The Showdown: What Happened?

The author tested these two detectives on real-world data from German hospitals (like zip codes, dates, and phone numbers).

1. The "Zip Code vs. County Name" Test:

  • Scenario: The crowd is mostly 5-digit numbers (Zip Codes). The intruders are names like "Frankfurt" or "Berlin."
  • Winner: Detective #2 (The Pattern Hunter).
  • Why: It quickly realized, "Ah! The rule is 'Exactly 5 digits'." Any name with letters immediately fails the rule. It was perfect.
  • Detective #1 struggled a bit because some county names happen to be 5 letters long, making them look like they belong in the crowd.

2. The "Zip Code vs. Phone Number" Test:

  • Scenario: The crowd is 5-digit numbers. The intruders are phone numbers (which are also just numbers, but longer).
  • Winner: Detective #1 (The Crowd Watcher).
  • Why: The Pattern Hunter got confused.

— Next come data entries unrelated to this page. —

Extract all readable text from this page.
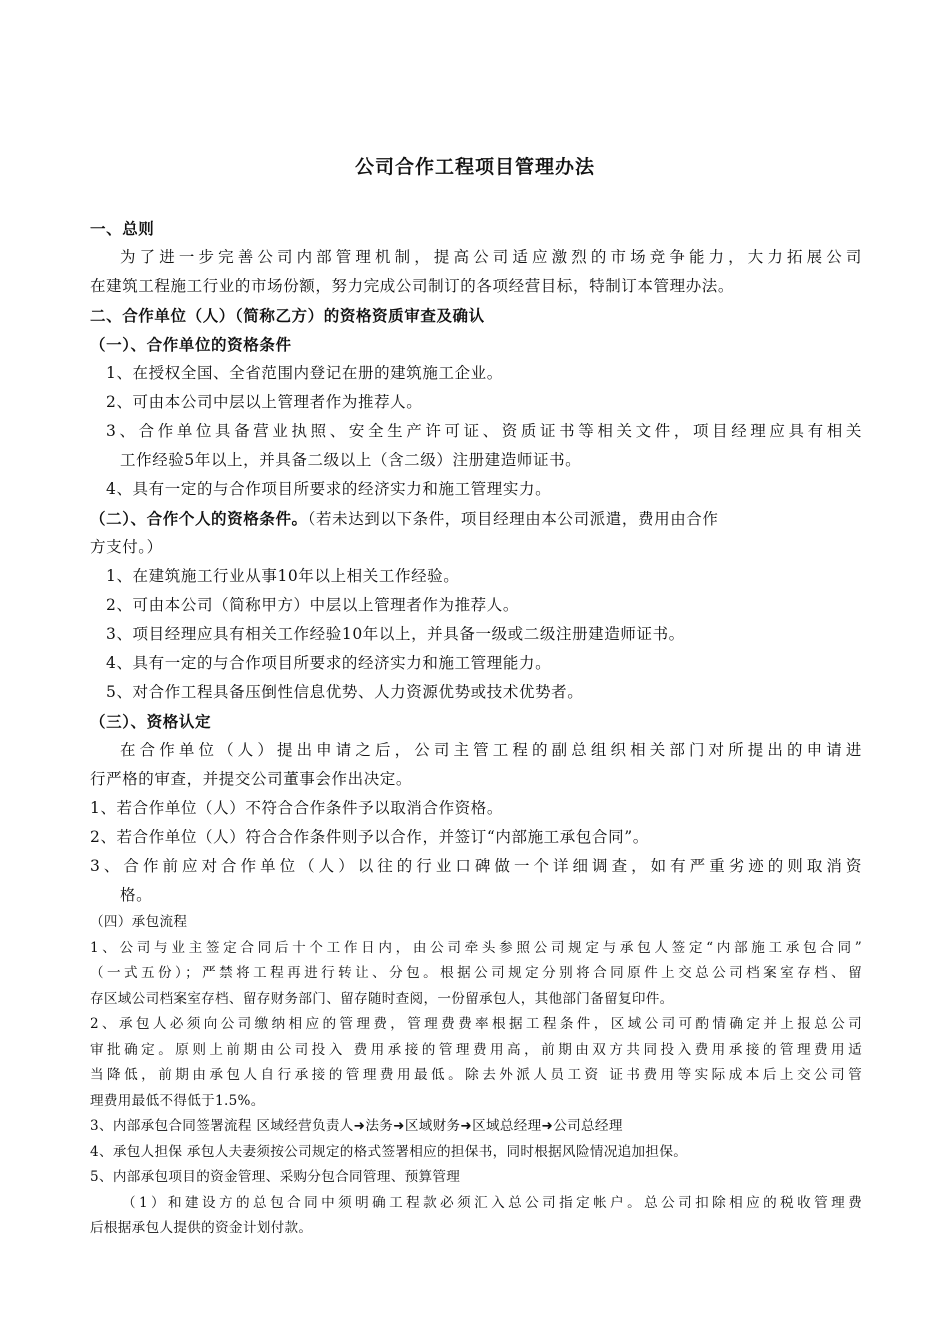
公司合作工程项目管理办法
一、总则
为了进一步完善公司内部管理机制，提高公司适应激烈的市场竞争能力，大力拓展公司
在建筑工程施工行业的市场份额，努力完成公司制订的各项经营目标，特制订本管理办法。
二、合作单位（人）（简称乙方）的资格资质审查及确认
（一）、合作单位的资格条件
1、在授权全国、全省范围内登记在册的建筑施工企业。
2、可由本公司中层以上管理者作为推荐人。
3、合作单位具备营业执照、安全生产许可证、资质证书等相关文件，项目经理应具有相关
工作经验5年以上，并具备二级以上（含二级）注册建造师证书。
4、具有一定的与合作项目所要求的经济实力和施工管理实力。
（二）、合作个人的资格条件。（若未达到以下条件，项目经理由本公司派遣，费用由合作
方支付。）
1、在建筑施工行业从事10年以上相关工作经验。
2、可由本公司（简称甲方）中层以上管理者作为推荐人。
3、项目经理应具有相关工作经验10年以上，并具备一级或二级注册建造师证书。
4、具有一定的与合作项目所要求的经济实力和施工管理能力。
5、对合作工程具备压倒性信息优势、人力资源优势或技术优势者。
（三）、资格认定
在合作单位（人）提出申请之后，公司主管工程的副总组织相关部门对所提出的申请进
行严格的审查，并提交公司董事会作出决定。
1、若合作单位（人）不符合合作条件予以取消合作资格。
2、若合作单位（人）符合合作条件则予以合作，并签订“内部施工承包合同”。
3、合作前应对合作单位（人）以往的行业口碑做一个详细调查，如有严重劣迹的则取消资
格。
（四）承包流程
1、公司与业主签定合同后十个工作日内，由公司牵头参照公司规定与承包人签定“内部施工承包合同”
（一式五份）；严禁将工程再进行转让、分包。根据公司规定分别将合同原件上交总公司档案室存档、留
存区域公司档案室存档、留存财务部门、留存随时查阅，一份留承包人，其他部门备留复印件。
2、承包人必须向公司缴纳相应的管理费，管理费费率根据工程条件，区域公司可酌情确定并上报总公司
审批确定。原则上前期由公司投入 费用承接的管理费用高，前期由双方共同投入费用承接的管理费用适
当降低，前期由承包人自行承接的管理费用最低。除去外派人员工资 证书费用等实际成本后上交公司管
理费用最低不得低于1.5%。
3、内部承包合同签署流程 区域经营负责人➜法务➜区域财务➜区域总经理➜公司总经理
4、承包人担保 承包人夫妻须按公司规定的格式签署相应的担保书，同时根据风险情况追加担保。
5、内部承包项目的资金管理、采购分包合同管理、预算管理
（1）和建设方的总包合同中须明确工程款必须汇入总公司指定帐户。总公司扣除相应的税收管理费
后根据承包人提供的资金计划付款。
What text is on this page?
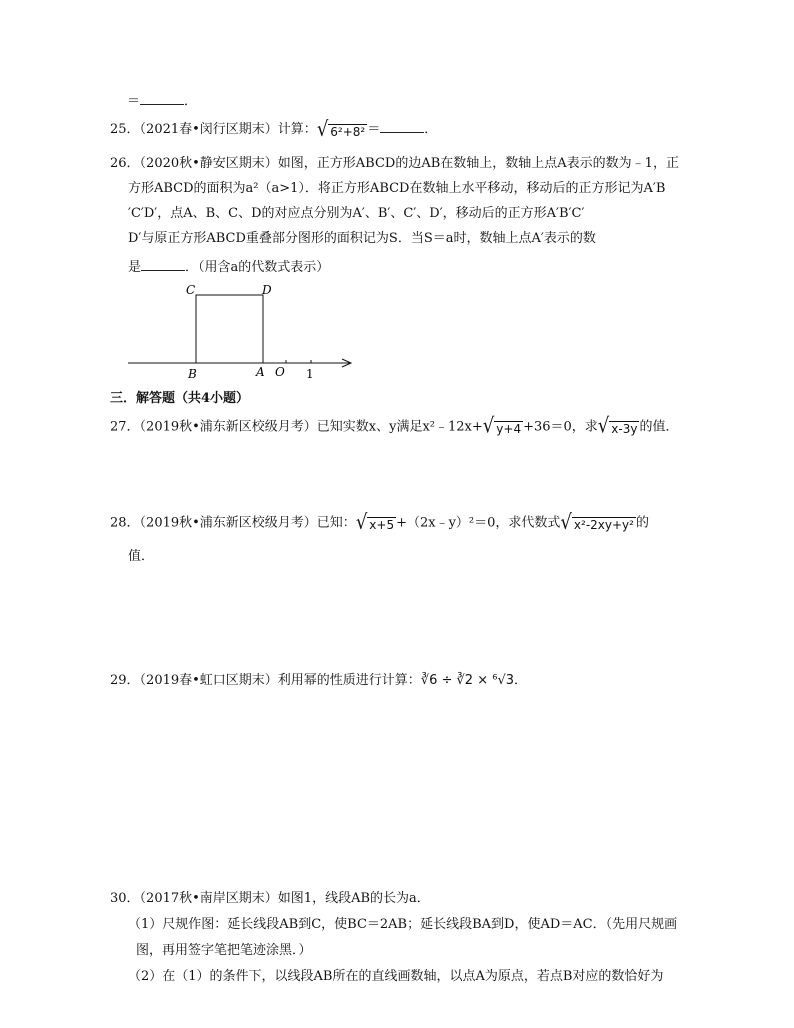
＝	．
25．（2021春•闵行区期末）计算： √ 6²+8² ＝	．
26．（2020秋•静安区期末）如图，正方形ABCD的边AB在数轴上，数轴上点A表示的数为﹣1，正
方形ABCD的面积为a²（a>1）．将正方形ABCD在数轴上水平移动，移动后的正方形记为A′B
′C′D′，点A、B、C、D的对应点分别为A′、B′、C′、D′，移动后的正方形A′B′C′
D′与原正方形ABCD重叠部分图形的面积记为S．当S＝a时，数轴上点A′表示的数
是	．（用含a的代数式表示）
C	D
B	A O 1
三．解答题（共4小题）
27．（2019秋•浦东新区校级月考）已知实数x、y满足x²﹣12x+ √ y+4 +36＝0，求 √ x-3y 的值．
28．（2019秋•浦东新区校级月考）已知： √ x+5 +（2x﹣y）²＝0，求代数式 √ x²-2xy+y² 的
值．
29．（2019春•虹口区期末）利用幂的性质进行计算：∛6 ÷ ∛2 × ⁶√3．
30．（2017秋•南岸区期末）如图1，线段AB的长为a．
（1）尺规作图：延长线段AB到C，使BC＝2AB；延长线段BA到D，使AD＝AC．（先用尺规画
图，再用签字笔把笔迹涂黑．）
（2）在（1）的条件下，以线段AB所在的直线画数轴，以点A为原点，若点B对应的数恰好为
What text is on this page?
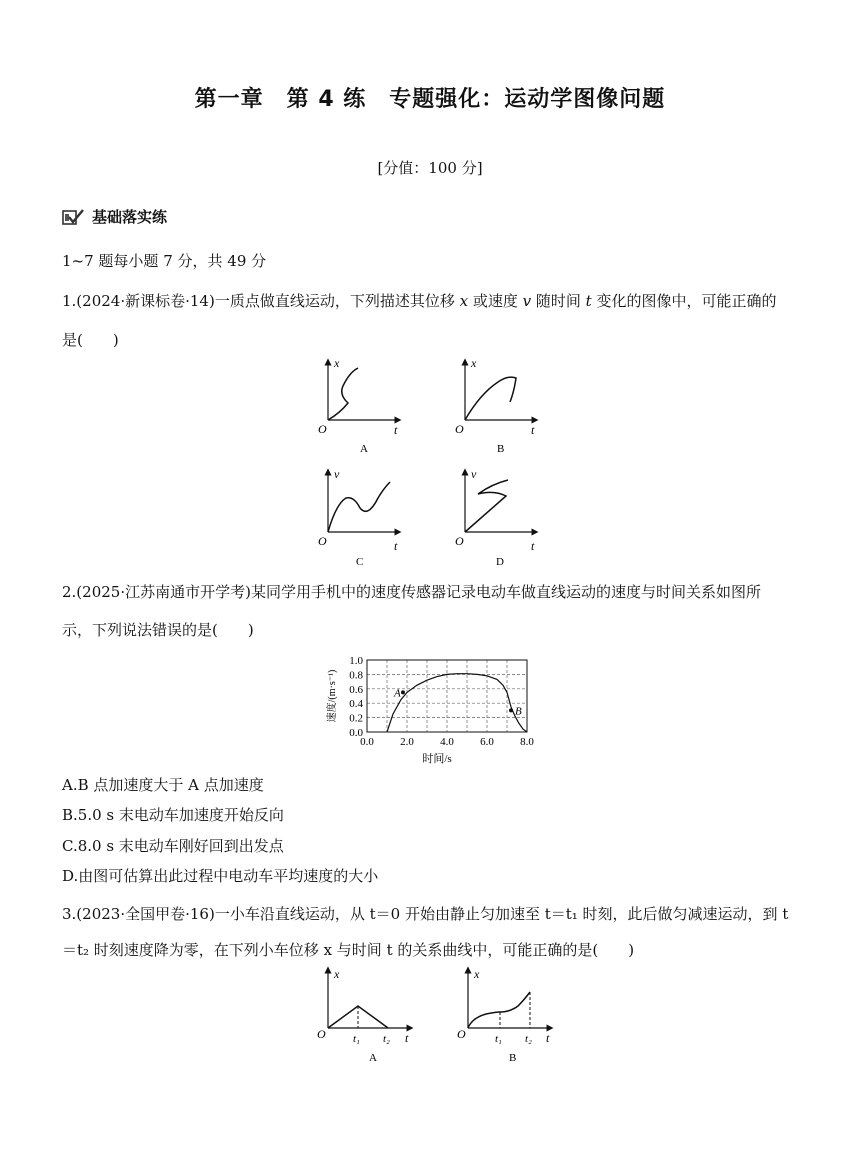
第一章　第 4 练　专题强化：运动学图像问题
[分值：100 分]
基础落实练
1~7 题每小题 7 分，共 49 分
1.(2024·新课标卷·14)一质点做直线运动，下列描述其位移 x 或速度 v 随时间 t 变化的图像中，可能正确的
是(　　)
O	t
x
A
O	t
x
B
O	t
v
C
O	t
v
D
2.(2025·江苏南通市开学考)某同学用手机中的速度传感器记录电动车做直线运动的速度与时间关系如图所
示，下列说法错误的是(　　)
0.0
0.2
0.4
0.6
0.8
1.0
0.0 2.0 4.0 6.0 8.0
时间/s
速度/(m·s⁻¹)	A
B
A.B 点加速度大于 A 点加速度
B.5.0 s 末电动车加速度开始反向
C.8.0 s 末电动车刚好回到出发点
D.由图可估算出此过程中电动车平均速度的大小
3.(2023·全国甲卷·16)一小车沿直线运动，从 t＝0 开始由静止匀加速至 t＝t₁ 时刻，此后做匀减速运动，到 t
＝t₂ 时刻速度降为零，在下列小车位移 x 与时间 t 的关系曲线中，可能正确的是(　　)
O	t
x
t₁ t₂
A
O	t
x
t₁ t₂
B
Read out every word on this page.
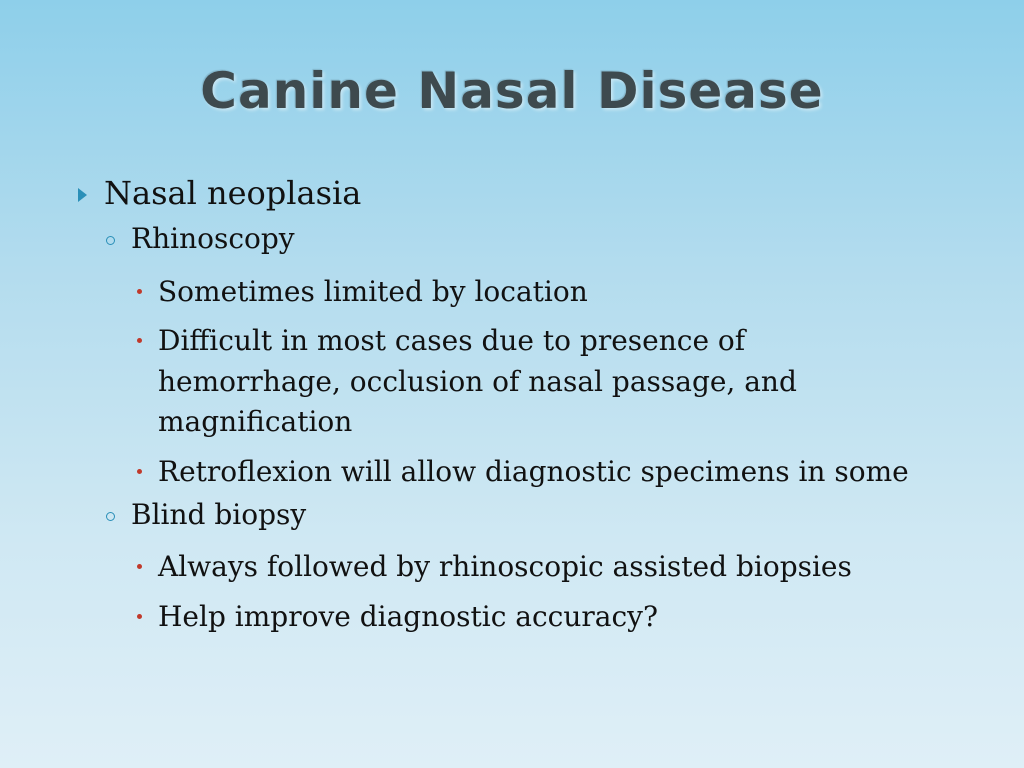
Canine Nasal Disease
Nasal neoplasia
Rhinoscopy
Sometimes limited by location
Difficult in most cases due to presence of
hemorrhage, occlusion of nasal passage, and
magnification
Retroflexion will allow diagnostic specimens in some
Blind biopsy
Always followed by rhinoscopic assisted biopsies
Help improve diagnostic accuracy?
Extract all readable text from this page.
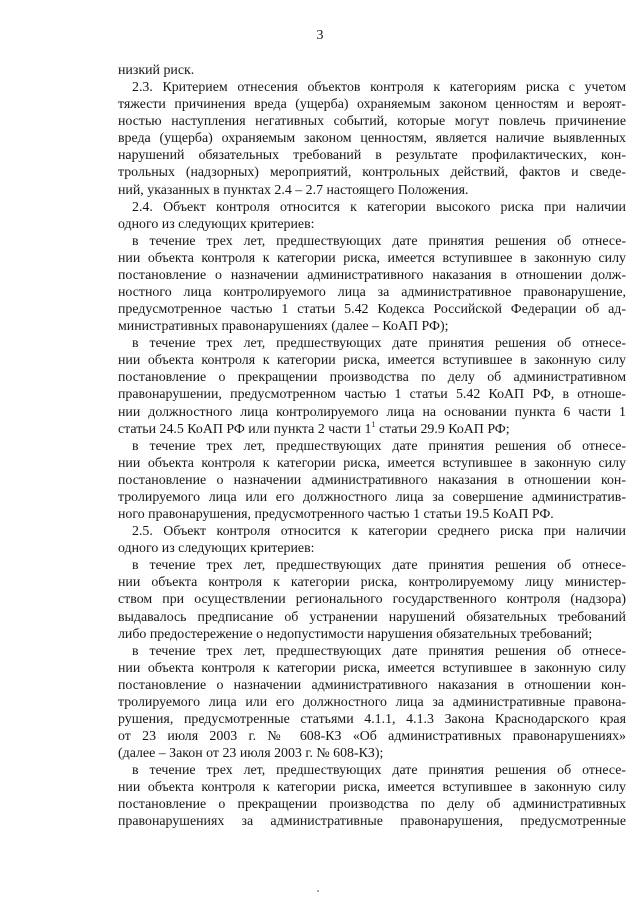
3
низкий риск.
2.3. Критерием отнесения объектов контроля к категориям риска с учетом
тяжести причинения вреда (ущерба) охраняемым законом ценностям и вероят-
ностью наступления негативных событий, которые могут повлечь причинение
вреда (ущерба) охраняемым законом ценностям, является наличие выявленных
нарушений обязательных требований в результате профилактических, кон-
трольных (надзорных) мероприятий, контрольных действий, фактов и сведе-
ний, указанных в пунктах 2.4 – 2.7 настоящего Положения.
2.4. Объект контроля относится к категории высокого риска при наличии
одного из следующих критериев:
в течение трех лет, предшествующих дате принятия решения об отнесе-
нии объекта контроля к категории риска, имеется вступившее в законную силу
постановление о назначении административного наказания в отношении долж-
ностного лица контролируемого лица за административное правонарушение,
предусмотренное частью 1 статьи 5.42 Кодекса Российской Федерации об ад-
министративных правонарушениях (далее – КоАП РФ);
в течение трех лет, предшествующих дате принятия решения об отнесе-
нии объекта контроля к категории риска, имеется вступившее в законную силу
постановление о прекращении производства по делу об административном
правонарушении, предусмотренном частью 1 статьи 5.42 КоАП РФ, в отноше-
нии должностного лица контролируемого лица на основании пункта 6 части 1
статьи 24.5 КоАП РФ или пункта 2 части $1^1$ статьи 29.9 КоАП РФ;
в течение трех лет, предшествующих дате принятия решения об отнесе-
нии объекта контроля к категории риска, имеется вступившее в законную силу
постановление о назначении административного наказания в отношении кон-
тролируемого лица или его должностного лица за совершение административ-
ного правонарушения, предусмотренного частью 1 статьи 19.5 КоАП РФ.
2.5. Объект контроля относится к категории среднего риска при наличии
одного из следующих критериев:
в течение трех лет, предшествующих дате принятия решения об отнесе-
нии объекта контроля к категории риска, контролируемому лицу министер-
ством при осуществлении регионального государственного контроля (надзора)
выдавалось предписание об устранении нарушений обязательных требований
либо предостережение о недопустимости нарушения обязательных требований;
в течение трех лет, предшествующих дате принятия решения об отнесе-
нии объекта контроля к категории риска, имеется вступившее в законную силу
постановление о назначении административного наказания в отношении кон-
тролируемого лица или его должностного лица за административные правона-
рушения, предусмотренные статьями 4.1.1, 4.1.3 Закона Краснодарского края
от 23 июля 2003 г. № 608-КЗ «Об административных правонарушениях»
(далее – Закон от 23 июля 2003 г. № 608-КЗ);
в течение трех лет, предшествующих дате принятия решения об отнесе-
нии объекта контроля к категории риска, имеется вступившее в законную силу
постановление о прекращении производства по делу об административных
правонарушениях за административные правонарушения, предусмотренные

It tried to write a rule for "numbers," and since both groups are numbers, the rule became too loose.
  • Detective #1 looked at the crowd and said, "Hey, the Zip Codes are all packed tightly together in a small space. These phone numbers are standing way over there in a different spot." It spotted the distance difference perfectly.

The Big Takeaway

There is no single "best" detective. It depends on the crime scene:

  • Use the Pattern Hunter (Regex) when the "normal" data has a very strict, rigid structure (like dates, zip codes, or ID numbers) and the outliers break that structure completely.
  • Use the Crowd Watcher (LOF) when the data is messy, or when the outliers are the same type of thing as the normal data but just have different lengths or slight variations (like house numbers vs. zip codes).

In summary: This paper teaches us that to clean up messy text data, we need to know our data's personality. If the data is rigid, use a rule-maker. If the data is fluid and clustered, use a crowd-watcher. By combining these tools, we can automate the cleaning of system logs, databases, and user inputs much more effectively.